When he was gone, I opened my own door. I stepped inside and heard a noise, a shuffling, and there was Samuel, coming around the corner of the doorway of the sala, b
racing himself on the frame. He took one look at me, and I knew that he’d heard us in the cupola. He knew exactly where I’d been, and when he turned away in disappointment, I hurried after him.
Chapter 15
“I’m sorry I wasn’t here when you woke,” I said, following him into the sala.
“It was you who woke me,” he said, which of course I’d known. “What were you doing up there with him?”
“He wanted to show me the view.”
“No doubt.”
“That was what he wanted,” I insisted. “He’s proud of it, even as he says he’d like it all to fall into the lagoon.”
“He can thank his aunt that it hasn’t,” Samuel said wearily.
“I don’t think he’s very grateful.”
“No, he wouldn’t be.” Samuel snorted, and then, at my questioning look, “She’s his burden and his curse.”
“She doesn’t like him. I thought I was imagining it, but—”
“I don’t think you are. Nero’s spoken of it before. He thinks she resents him because she’s so beholden to him. Nero’s father made him promise to take care of her. She was always a bit fragile, I take it.”
“Fragile?” I laughed in disbelief. “She’s like steel.”
“Yes, well, perhaps that is the fragility. In any case, Nero’s father also made him promise to keep the art on the piano nobile intact.”
I remembered Mr. Basilio telling me how his father feared their noble name sinking into poverty, and how it had led to suicide. I remembered the flaking gilding, diseased muses. “What has that to do with his aunt?”

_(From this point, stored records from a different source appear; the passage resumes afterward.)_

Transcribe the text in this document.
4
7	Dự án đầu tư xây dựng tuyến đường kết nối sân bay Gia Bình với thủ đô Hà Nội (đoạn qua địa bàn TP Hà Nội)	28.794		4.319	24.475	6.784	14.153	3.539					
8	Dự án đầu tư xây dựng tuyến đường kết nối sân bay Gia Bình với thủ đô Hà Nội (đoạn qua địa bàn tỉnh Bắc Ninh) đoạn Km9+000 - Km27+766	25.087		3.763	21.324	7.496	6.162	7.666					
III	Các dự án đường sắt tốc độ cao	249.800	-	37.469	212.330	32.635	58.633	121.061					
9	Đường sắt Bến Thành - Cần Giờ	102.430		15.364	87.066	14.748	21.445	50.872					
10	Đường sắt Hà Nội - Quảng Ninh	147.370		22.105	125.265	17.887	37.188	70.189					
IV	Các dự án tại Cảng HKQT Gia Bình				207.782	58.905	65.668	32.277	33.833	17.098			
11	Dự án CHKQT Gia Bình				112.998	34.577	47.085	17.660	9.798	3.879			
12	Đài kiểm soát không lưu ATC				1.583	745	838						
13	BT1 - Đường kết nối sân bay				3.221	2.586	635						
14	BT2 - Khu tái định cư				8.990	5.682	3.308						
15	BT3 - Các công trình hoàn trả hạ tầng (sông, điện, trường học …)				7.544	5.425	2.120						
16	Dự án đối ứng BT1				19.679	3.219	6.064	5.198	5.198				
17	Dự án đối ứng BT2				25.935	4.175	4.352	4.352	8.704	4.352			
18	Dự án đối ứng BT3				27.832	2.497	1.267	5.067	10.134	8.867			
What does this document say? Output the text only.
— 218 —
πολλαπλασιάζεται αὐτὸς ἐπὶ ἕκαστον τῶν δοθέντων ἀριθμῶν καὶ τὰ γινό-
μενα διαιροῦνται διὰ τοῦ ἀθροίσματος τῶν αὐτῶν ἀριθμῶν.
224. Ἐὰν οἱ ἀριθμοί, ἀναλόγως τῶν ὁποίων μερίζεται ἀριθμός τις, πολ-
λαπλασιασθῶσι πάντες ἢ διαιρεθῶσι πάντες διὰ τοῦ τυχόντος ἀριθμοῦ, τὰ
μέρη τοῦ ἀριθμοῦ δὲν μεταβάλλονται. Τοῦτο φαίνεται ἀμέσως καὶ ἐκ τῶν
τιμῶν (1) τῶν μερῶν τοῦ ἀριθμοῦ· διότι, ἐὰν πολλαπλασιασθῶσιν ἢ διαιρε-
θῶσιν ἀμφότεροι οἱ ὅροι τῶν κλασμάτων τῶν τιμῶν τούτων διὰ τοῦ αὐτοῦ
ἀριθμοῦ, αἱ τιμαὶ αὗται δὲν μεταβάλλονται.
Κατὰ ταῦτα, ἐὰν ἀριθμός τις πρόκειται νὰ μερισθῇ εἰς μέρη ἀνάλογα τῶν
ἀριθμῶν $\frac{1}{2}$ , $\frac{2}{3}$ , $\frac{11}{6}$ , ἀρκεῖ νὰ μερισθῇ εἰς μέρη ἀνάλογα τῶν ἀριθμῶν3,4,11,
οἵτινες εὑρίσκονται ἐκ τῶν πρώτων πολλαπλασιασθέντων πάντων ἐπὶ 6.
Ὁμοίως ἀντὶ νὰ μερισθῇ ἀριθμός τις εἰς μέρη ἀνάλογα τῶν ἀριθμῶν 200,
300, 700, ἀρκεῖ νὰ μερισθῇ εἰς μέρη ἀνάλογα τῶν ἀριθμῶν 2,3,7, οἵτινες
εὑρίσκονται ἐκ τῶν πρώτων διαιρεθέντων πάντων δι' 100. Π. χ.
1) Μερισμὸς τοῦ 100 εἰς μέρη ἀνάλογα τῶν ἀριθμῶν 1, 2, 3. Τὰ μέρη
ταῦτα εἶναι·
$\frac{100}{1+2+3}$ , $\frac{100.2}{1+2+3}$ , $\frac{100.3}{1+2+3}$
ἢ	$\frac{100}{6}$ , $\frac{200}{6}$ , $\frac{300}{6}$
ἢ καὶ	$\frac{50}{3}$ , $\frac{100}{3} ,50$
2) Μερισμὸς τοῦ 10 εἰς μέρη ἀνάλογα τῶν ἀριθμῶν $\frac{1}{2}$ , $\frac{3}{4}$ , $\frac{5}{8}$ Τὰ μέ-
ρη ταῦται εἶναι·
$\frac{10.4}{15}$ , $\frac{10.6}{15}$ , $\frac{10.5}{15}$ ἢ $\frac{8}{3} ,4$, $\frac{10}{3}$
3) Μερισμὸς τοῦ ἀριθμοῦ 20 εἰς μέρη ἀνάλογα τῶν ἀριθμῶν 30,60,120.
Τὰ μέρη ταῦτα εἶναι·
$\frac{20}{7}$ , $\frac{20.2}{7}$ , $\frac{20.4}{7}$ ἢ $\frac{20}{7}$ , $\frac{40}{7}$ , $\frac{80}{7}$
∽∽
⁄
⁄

“The place is falling apart, but Nero can’t fix anything, because there isn’t the money. To get the money, he’d have to sell something, which he promised his father he’d never do. You see the dilemma? But it seems that, over these last few years, Madame Basilio’s been selling off pieces. A canvas here, a fresco there. If she hadn’t done it, the whole palazzo would be crumbling worse than it is about our ears. They would have starved to death. Nero’s angry with her for making him break his promise, and I think he’s heartbroken too. She’s angry at him for . . . too many things. I don’t know them all. They’re bound together in ways they can’t get free of, which always makes for trouble.”